The Four Immeasurable Minds practice Unconditional Giving without Attachment (무주상보시), asking for absolutely nothing in return. Great Nature unconditionally sacrifices itself for us without demanding any compensation or stipulating any conditions. If we possess even an ounce of conscience, we must ask ourselves: What kind of repayment are we offering in return for this grand, nurturing care?
Just as filial piety toward one’s parents is natural, returning our deep gratitude to Great Nature is equally natural. The festival of gratitude for the abundance of harvest obtained through farming is called Thanksgiving. If you have never questioned the very principle by which Nature rears all creation, it is solely because you lack a conscience.
Even as we sustain our lives by enjoying the boundless benefits provided by Nature every single day and every single fraction of a second, we remain entirely ignorant of how the food in our mouths creates taste. We do not fully know how that food is pulverized into microscopic particles to become the very flesh and blood of our bodies. We do not even know where we came from, nor do we know where we go after death. We remain oblivious to what supreme Will is actually driving us to live through the 24 hours of each day. In other words, although we utilize and spend our minds for 24 hours a day without a single moment of rest, we still do not know what the ‘Mind’ actually is. This is the natural consequence of a world where no one bothers to ask.

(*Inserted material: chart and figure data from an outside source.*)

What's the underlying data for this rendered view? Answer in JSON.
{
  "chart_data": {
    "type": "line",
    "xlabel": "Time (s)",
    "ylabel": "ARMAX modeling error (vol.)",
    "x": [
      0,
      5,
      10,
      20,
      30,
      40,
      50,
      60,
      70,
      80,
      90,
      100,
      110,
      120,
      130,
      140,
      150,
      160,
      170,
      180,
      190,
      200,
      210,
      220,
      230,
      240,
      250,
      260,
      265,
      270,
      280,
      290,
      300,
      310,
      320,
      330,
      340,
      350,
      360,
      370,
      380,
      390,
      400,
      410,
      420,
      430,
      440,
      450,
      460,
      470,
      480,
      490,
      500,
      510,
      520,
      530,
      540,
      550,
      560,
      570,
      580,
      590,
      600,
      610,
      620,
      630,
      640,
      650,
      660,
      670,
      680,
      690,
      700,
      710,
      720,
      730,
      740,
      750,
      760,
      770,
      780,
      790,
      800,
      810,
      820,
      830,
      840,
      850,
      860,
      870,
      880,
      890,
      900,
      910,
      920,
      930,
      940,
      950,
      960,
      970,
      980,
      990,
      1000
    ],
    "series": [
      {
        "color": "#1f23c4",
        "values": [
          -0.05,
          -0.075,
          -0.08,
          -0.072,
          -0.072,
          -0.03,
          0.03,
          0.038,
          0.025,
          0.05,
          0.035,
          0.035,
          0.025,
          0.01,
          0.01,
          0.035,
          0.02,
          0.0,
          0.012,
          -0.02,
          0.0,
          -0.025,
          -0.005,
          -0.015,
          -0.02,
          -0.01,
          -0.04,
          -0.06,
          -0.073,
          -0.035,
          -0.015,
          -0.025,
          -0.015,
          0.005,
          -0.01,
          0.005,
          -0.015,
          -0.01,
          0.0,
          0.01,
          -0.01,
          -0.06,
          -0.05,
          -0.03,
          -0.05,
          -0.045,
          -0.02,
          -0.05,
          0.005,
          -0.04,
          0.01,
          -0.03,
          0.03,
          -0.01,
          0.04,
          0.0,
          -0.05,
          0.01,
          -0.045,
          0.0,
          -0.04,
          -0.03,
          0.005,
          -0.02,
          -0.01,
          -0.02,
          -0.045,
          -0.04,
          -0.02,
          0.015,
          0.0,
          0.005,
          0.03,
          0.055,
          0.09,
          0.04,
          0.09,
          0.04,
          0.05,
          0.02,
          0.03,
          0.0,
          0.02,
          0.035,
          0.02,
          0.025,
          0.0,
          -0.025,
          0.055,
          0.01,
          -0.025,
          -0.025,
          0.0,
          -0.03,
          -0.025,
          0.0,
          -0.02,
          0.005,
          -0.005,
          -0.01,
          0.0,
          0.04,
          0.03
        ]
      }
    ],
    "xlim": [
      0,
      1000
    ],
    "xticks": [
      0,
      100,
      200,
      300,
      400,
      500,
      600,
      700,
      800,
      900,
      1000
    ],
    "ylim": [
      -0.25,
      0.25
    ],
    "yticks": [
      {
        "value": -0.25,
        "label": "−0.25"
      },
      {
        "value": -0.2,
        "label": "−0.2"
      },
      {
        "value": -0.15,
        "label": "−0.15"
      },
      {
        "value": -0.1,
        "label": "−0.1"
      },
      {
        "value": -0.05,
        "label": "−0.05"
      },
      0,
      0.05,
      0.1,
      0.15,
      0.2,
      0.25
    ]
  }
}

The universe is constructed strictly upon mathematics. From the material world of $1$ to the vibrational wave world of $0$, everything is pure mathematics. Therefore, if one excels at analysis through differentiation (분해), one can approach the profound mysteries of the universe. Conversely, if one reverses that process through integration (적분), one can mimic the very creation of the universe.
However, even if you possess the supreme technology to fabricate everything else in existence, you can never create or replicate Yourself—the Aware One, the Witness (알아차리는 자, 주시자). Because every single existence and every individual possesses a completely unique history of experiential life journeys, no two identical beings can ever exist. Therefore, you are a completely singular, matchless, and incomparably precious existence in this vast universe.
True study and spiritual cultivation begin with imitation. Yet, no matter how masterful one is at imitating, one can never truly become the object itself. Thus, the greatest defining characteristic of existence is one’s uniquely distinct individuality. Since everyone already possesses this entirely unique individuality, there is no such thing as being “better” or “worse.”
Competition born from comparison is utterly useless. If one simply studies and cultivates the core virtues of Benevolence, Righteousness, Propriety, and Wisdom (인의예지) to establish a rightful, upright character within their inner nature, they naturally draw closer to the primordial, authentic state of a human being—which is inherently pure Spirit and Divinity.